Lovage is the rather lovely name given to two plants, both in the carrot family but otherwise unrelated, that share a similar flavour: sort of earthy, yeasty and slightly celeryish. If you’ve tried Maggi sauce you’ll recognise it immediately, and in parts of Europe lovage has come to be known as the Maggi plant, although in fact there is no lovage in the recipe for the sauce.
The first lovage plant is a monster called Levisticum officinale. It’s a tricky plant to make best use of, as in a favourable spot it grows into an 8ft tall triffid, whereas all it takes is a tiny fragment of leaf to flavour a dish. Fortunately, like many other carrot relatives, the spring shoots are much more mildly flavoured than the mature leaves and my main use of lovage is now in the spring. By shoots I mean the leaf spears just as they are coming out of the ground, still rolled up and pale green. Fortunately on lovage these are still pretty substantial. Even once the foliage becomes more grown up you can still often find new shoots coming up at the base of the plant.
Lovage shoots have lots of uses. They can be cooked like other shoots such as asparagus, fried in a little olive oil or butter. They are great in tempura and they also stir fry well. Lovage and tomato seems to be a particularly nice combination, so I also use them in pasta sauces. Their strong flavour is perfect for blending into leaf sauce, which I’ll post a recipe for soon.
Later in the season, when lovage generally gets rather overbearing, you can find another use for it as a green manure plant, cutting down the foliage for the compost heap to feed your annual crops later on.
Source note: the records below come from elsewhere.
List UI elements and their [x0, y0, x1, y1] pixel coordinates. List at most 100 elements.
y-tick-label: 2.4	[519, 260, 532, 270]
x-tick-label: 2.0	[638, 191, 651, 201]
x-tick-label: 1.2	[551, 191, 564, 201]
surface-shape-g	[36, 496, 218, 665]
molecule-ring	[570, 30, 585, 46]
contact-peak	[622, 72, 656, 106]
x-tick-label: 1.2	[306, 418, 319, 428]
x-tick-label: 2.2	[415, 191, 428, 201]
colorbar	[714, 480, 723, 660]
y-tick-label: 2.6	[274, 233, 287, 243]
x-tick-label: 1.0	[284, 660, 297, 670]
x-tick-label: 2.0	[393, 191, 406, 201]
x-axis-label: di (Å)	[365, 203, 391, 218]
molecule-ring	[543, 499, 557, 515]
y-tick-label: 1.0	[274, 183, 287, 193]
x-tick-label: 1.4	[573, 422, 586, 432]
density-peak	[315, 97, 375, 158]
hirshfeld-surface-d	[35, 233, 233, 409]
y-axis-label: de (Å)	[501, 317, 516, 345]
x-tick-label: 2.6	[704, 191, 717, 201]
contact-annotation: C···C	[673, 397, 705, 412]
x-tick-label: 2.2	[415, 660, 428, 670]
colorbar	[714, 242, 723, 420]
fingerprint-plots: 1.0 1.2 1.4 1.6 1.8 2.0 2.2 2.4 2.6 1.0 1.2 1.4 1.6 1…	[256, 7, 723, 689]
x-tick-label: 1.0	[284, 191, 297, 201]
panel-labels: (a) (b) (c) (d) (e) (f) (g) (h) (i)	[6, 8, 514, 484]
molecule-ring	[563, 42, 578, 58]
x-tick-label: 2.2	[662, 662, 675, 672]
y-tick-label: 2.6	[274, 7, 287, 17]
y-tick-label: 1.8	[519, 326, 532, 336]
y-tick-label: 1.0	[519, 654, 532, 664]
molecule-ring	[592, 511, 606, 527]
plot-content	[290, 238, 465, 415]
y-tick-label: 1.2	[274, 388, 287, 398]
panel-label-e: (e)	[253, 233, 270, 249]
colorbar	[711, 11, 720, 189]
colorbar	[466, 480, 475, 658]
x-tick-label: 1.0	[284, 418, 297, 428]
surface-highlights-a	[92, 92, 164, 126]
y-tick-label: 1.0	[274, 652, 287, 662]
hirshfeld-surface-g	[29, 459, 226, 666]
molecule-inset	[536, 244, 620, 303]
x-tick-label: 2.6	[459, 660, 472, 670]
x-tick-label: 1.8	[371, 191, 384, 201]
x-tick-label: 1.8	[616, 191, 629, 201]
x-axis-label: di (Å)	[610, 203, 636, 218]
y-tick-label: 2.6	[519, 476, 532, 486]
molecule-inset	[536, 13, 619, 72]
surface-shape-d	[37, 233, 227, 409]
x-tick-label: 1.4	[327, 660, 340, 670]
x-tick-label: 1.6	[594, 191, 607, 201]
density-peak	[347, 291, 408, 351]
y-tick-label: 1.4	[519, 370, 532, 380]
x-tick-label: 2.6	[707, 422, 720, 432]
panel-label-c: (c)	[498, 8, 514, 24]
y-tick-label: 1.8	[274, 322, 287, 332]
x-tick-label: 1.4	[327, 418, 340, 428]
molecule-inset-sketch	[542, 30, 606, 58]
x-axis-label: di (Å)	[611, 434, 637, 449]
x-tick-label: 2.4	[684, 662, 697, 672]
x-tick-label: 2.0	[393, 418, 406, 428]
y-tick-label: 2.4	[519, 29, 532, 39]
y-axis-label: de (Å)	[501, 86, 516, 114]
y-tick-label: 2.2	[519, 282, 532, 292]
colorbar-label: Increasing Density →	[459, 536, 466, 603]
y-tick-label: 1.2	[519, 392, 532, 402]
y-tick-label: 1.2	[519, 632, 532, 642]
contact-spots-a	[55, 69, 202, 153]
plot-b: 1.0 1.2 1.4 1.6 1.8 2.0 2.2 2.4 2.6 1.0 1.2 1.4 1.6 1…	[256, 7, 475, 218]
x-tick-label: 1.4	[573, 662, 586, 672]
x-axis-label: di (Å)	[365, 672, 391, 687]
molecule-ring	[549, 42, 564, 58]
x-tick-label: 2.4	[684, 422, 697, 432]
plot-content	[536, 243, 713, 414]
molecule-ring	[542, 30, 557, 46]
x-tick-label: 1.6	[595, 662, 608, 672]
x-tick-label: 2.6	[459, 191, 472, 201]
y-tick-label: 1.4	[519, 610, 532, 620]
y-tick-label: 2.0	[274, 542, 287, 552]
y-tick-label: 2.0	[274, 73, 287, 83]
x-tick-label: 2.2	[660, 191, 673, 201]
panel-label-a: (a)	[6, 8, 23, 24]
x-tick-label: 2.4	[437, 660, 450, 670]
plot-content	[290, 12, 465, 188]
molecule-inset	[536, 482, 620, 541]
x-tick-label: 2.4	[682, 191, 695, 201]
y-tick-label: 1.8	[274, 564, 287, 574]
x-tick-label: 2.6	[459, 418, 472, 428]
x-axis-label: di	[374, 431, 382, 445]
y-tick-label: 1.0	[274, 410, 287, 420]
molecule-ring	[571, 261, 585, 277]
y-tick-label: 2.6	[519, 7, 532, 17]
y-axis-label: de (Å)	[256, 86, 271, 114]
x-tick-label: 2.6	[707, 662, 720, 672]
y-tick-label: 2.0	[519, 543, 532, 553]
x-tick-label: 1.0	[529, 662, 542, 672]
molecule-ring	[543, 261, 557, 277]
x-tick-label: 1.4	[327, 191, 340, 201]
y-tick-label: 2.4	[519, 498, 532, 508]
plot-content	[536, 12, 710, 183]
I take this dual-use approach with quite a lot of my forest garden plants now, making use of the crops themselves as green manures rather than taking up space with dedicated green manure crops such as comfrey.
The second lovage is a much smaller, better-behaved plant called Scots lovage (Ligusticum scoticum). It grows wild on the beaches up here and I have fond memories of adding it, freshly picked, to salads and pasta sauces on canoeing trips on the Sutherland coast. If you can’t be bothered going down to the beach every time you want a little bit, it grows modestly and unfussily in the forest garden, tolerating a reasonable level of shade (although not a plant for deep shade). It is milder and sweeter than big lovage too, so much so that the early leaves are great chopped into spring salads. It shares lovage’s affinity with tomato and I’m very fond of it with tomatoes and beans. Like parsley, it is best added close to the end of cooking.
Note: In postscript to this post, there seems to be a lot of variability in Scots lovage. One plant I have grows as described above, about 300mm in diameter; a second one from the same supplier (Poyntzfield Herbs) grew to over a metre. I got rid of it, but now I rather regret now finding out what the spring shoots were like.
I grew and used big lovage in Wales for years but it is very large and very strong in flavour. Where can I find Scots lovage to grow now I live in Aberdeenshire…I would love to grow it …makes excellent carrot and lovage soup…….
If you can wait until winter when I can lift and divide my plants, I could give you some. Alternatively, I got mine from Poyntzfield Herbs (www.poyntzfieldherbs.co.uk/) up in the Black Isle, who do mail order. In Aberdeenshire, you might be able to get some from Erica Hollis at Rowancott Herbs (www.rowancottherbs.co.uk) and I’d also recommend Plants with Purpose (www.plantswithpurpose.co.uk). If you just want a leaf to try, try a walk along the shore!
Standard lovage (also called “Maggi plant” here in Germany, because it tastes like Maggi brand soup stock and can replace it when cooking vegetable stew) stays as small as cutting celery or largish parsley if you plant it in a small pot. I’ve got several many-years-old plants in a meter-long balcony planter (the kind you hang off the railing), which is only about 15 cm wide. There actually is more living root material than soil in the planter by now, with much of the roots exposed to the air, but that doesn’t seem to bother the lovage. I give it a bit of nitrogen fertilizer in its water a few times per year (especially in the spring while it sprouts and in the summer, after it starts yellowing the first time) and that seems to be sufficient. It’s even so frost-hardy that the planter can stay outside through winter, if I put it in a nook out of the wind and put a thick layer of dry leaves and a blanket on top. (We only occasionally get nighttime freezes below -10°C though.)
Treated like this, the plants grow a dense thicket of leaves but never bloom. Though I could partition the root if I wanted to propagate it.
Perhaps I have some sort of dwarf mutation lovage, though. Because the few times I tried to plant it out in the ground, it actually did worse than in the small pot. Forget man-high plants – they barely even produce any leaves at all, and those few at most a foot high. I don’t know if it’s because my native sand soil is that poor (though the top few inches are humous and good enough for flowers), or because the area is too shady (though the planter also stands in the half shade and the plant is supposed to tolerate shade), or if it’s the particular variety of lovage I have. (We’ve had it so long that nobody remembers where we got it from.)
This is common on beaches in Norway apparently. My wife knew of it and it grows just up the road in Southern Norway near Kristiansand. Must try some in a well drained area with seakale.